Die Baumkathedrale

Bis vor 10.000 Jahren lag der Norden Deutschlands am Eisrand des nordischen Inlandeises. Zu dieser Zeit des Pleistozäns war derart viel Wasser in Form von Eis in den bis zu drei Kilometer mächtigen Eisschilden des Nordens gebunden, dass der Meeresspiegel etwa 130 Meter unter dem heutigen Niveau lag. Dadurch fiel die Nordsee trocken und die Ostsee wich dem dicken Eispanzer. Das skandinavische Inlandeis reichte bis nach Hamburg und Berlin. Im Süden grenzte die Vergletscherung der Alpen bis in das Gebiet Münchens.

Der Rest von Deutschland war entweder von subarktischer Tundra oder kleinwüchsigem Strauchgehölz bedeckt. Zu letzteren gehören die Zwergbirken und Polarweiden. Die Höhenzüge der Mittelgebirge waren schnee- und eisbedeckt. Zu den auffälligsten Tieren der Eiszeit gehörten die Mammuts, Höhlenbären und Säbelzahntiger. Menschen durchstreiften das Gelände als Jäger und Sammler.

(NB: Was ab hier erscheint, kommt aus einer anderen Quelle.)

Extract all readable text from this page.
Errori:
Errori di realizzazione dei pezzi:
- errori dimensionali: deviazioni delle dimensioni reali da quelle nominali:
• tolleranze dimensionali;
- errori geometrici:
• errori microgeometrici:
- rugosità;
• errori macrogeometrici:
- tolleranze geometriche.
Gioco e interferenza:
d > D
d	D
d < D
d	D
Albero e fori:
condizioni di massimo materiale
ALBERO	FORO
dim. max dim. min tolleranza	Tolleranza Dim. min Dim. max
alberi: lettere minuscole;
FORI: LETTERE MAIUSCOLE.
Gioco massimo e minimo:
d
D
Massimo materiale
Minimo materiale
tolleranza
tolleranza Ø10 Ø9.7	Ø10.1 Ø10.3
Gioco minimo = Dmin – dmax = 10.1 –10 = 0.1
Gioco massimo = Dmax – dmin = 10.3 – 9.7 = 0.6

Während der Kaltzeiten zogen sich die mitteleuropäischen Wälder in den Mittelmeerraum zurück und begannen ihre Rückeroberung des europäischen Verbreitungsgebietes vor etwa 10.000 Jahren. Mit dem Rückzug der Eismassen in Richtung Skandinavien und die zentralen Alpen begann das Zeitalter des Holozäns. Während sich die Tundra immer weiter nach Norden zurückzog, bildeten sich in der hügeligen norddeutschen Moränenlandschaft mit ihren Schmelzwasserströmen, Sanden, Geröllen und Findlingen zahlreiche Seen.

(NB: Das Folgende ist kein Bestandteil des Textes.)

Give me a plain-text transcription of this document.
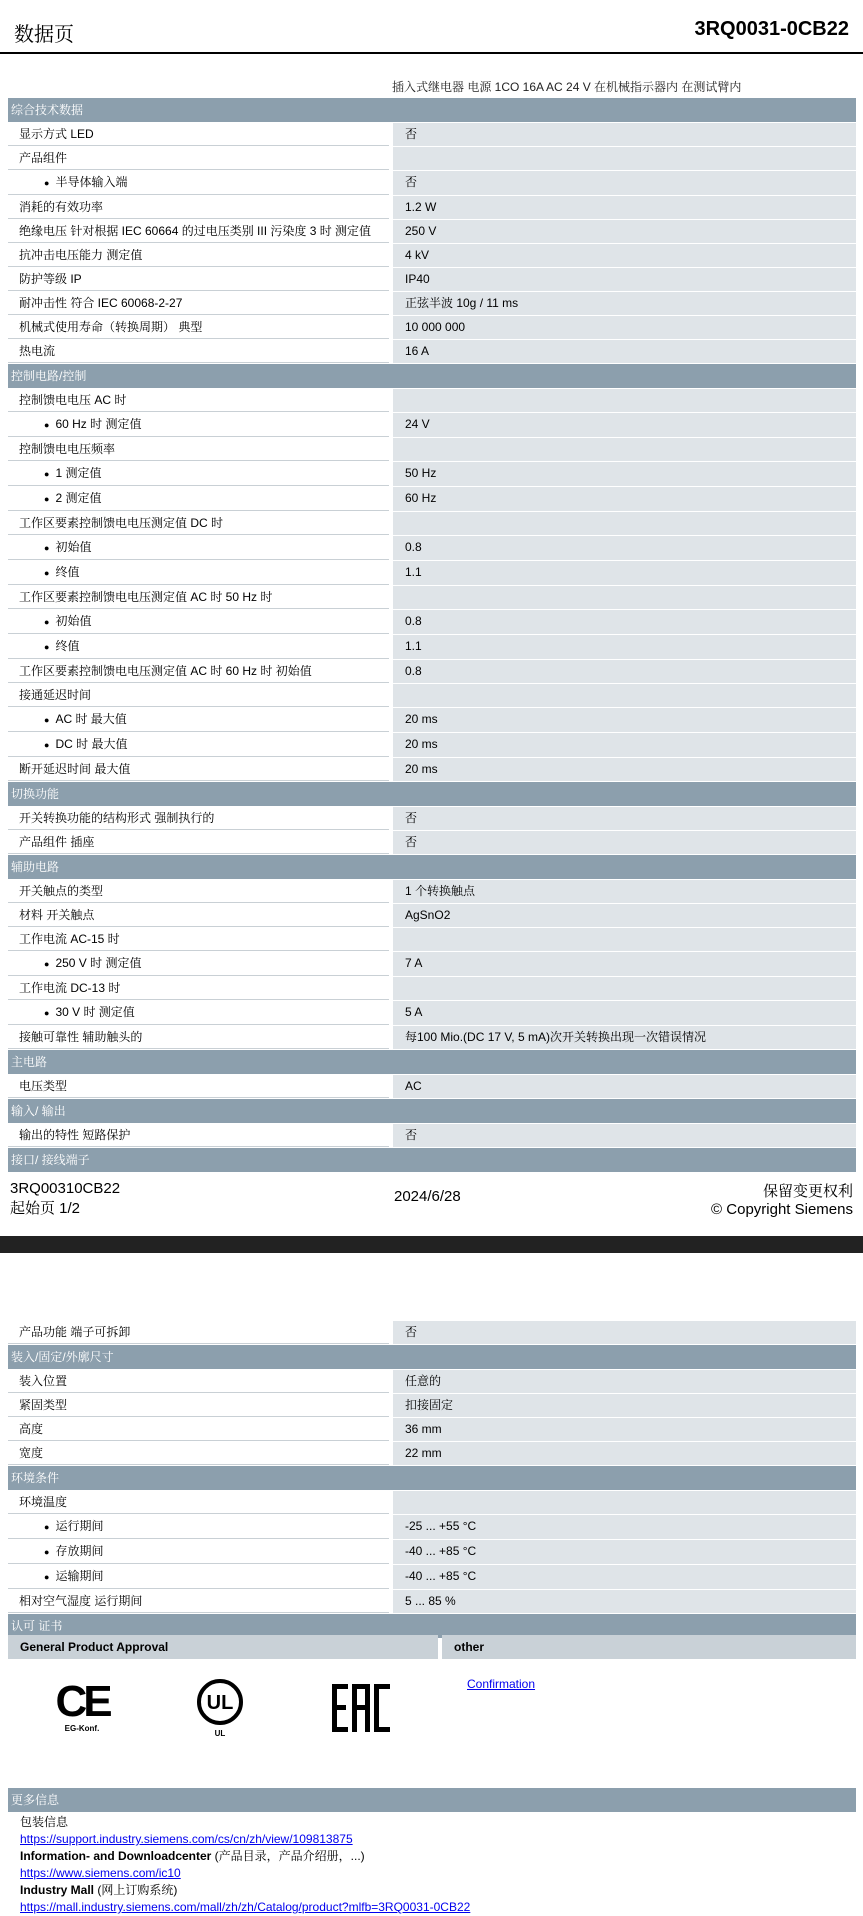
数据页	3RQ0031-0CB22
插入式继电器 电源 1CO 16A AC 24 V 在机械指示器内 在测试臂内
综合技术数据
显示方式 LED	否
产品组件
● 半导体输入端	否
消耗的有效功率	1.2 W
绝缘电压 针对根据 IEC 60664 的过电压类别 III 污染度 3 时 测定值	250 V
抗冲击电压能力 测定值	4 kV
防护等级 IP	IP40
耐冲击性 符合 IEC 60068-2-27	正弦半波 10g / 11 ms
机械式使用寿命（转换周期） 典型	10 000 000
热电流	16 A
控制电路/控制
控制馈电电压 AC 时
● 60 Hz 时 测定值	24 V
控制馈电电压频率
● 1 测定值	50 Hz
● 2 测定值	60 Hz
工作区要素控制馈电电压测定值 DC 时
● 初始值	0.8
● 终值	1.1
工作区要素控制馈电电压测定值 AC 时 50 Hz 时
● 初始值	0.8
● 终值	1.1
工作区要素控制馈电电压测定值 AC 时 60 Hz 时 初始值	0.8
接通延迟时间
● AC 时 最大值	20 ms
● DC 时 最大值	20 ms
断开延迟时间 最大值	20 ms
切换功能
开关转换功能的结构形式 强制执行的	否
产品组件 插座	否
辅助电路
开关触点的类型	1 个转换触点
材料 开关触点	AgSnO2
工作电流 AC-15 时
● 250 V 时 测定值	7 A
工作电流 DC-13 时
● 30 V 时 测定值	5 A
接触可靠性 辅助触头的	每100 Mio.(DC 17 V, 5 mA)次开关转换出现一次错误情况
主电路
电压类型	AC
输入/ 输出
输出的特性 短路保护	否
接口/ 接线端子
3RQ00310CB22
起始页 1/2
2024/6/28	保留变更权利
© Copyright Siemens
产品功能 端子可拆卸	否
装入/固定/外廓尺寸
装入位置	任意的
紧固类型	扣接固定
高度	36 mm
宽度	22 mm
环境条件
环境温度
● 运行期间	-25 ... +55 °C
● 存放期间	-40 ... +85 °C
● 运输期间	-40 ... +85 °C
相对空气湿度 运行期间	5 ... 85 %
认可 证书
General Product Approval	other
CE
EG-Konf.
UL
UL
Confirmation
更多信息
包装信息
https://support.industry.siemens.com/cs/cn/zh/view/109813875
Information- and Downloadcenter (产品目录，产品介绍册，...)
https://www.siemens.com/ic10
Industry Mall (网上订购系统)
https://mall.industry.siemens.com/mall/zh/zh/Catalog/product?mlfb=3RQ0031-0CB22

Die ersten Pionierbäume dieser Landschaft waren die Bergkiefern, gefolgt von Birken, Weiden und Haselsträuchern. Mit weiter steigenden Temperaturen und dem notwendigen Regen mischten sich zunehmend Eichen, Linden und Ulmen unter den Baumbestand. Vor etwa 9.000 Jahren bedeckten weite Eichenwälder das Land und mit dem Einwandern der Buchen und Tannen begann die endgültige Konkurrenz der Bäume um das Sonnenlicht. So wurden aus zunächst lichten Eichenwäldern vor etwa 6.000 Jahren dichte Buchenwälder.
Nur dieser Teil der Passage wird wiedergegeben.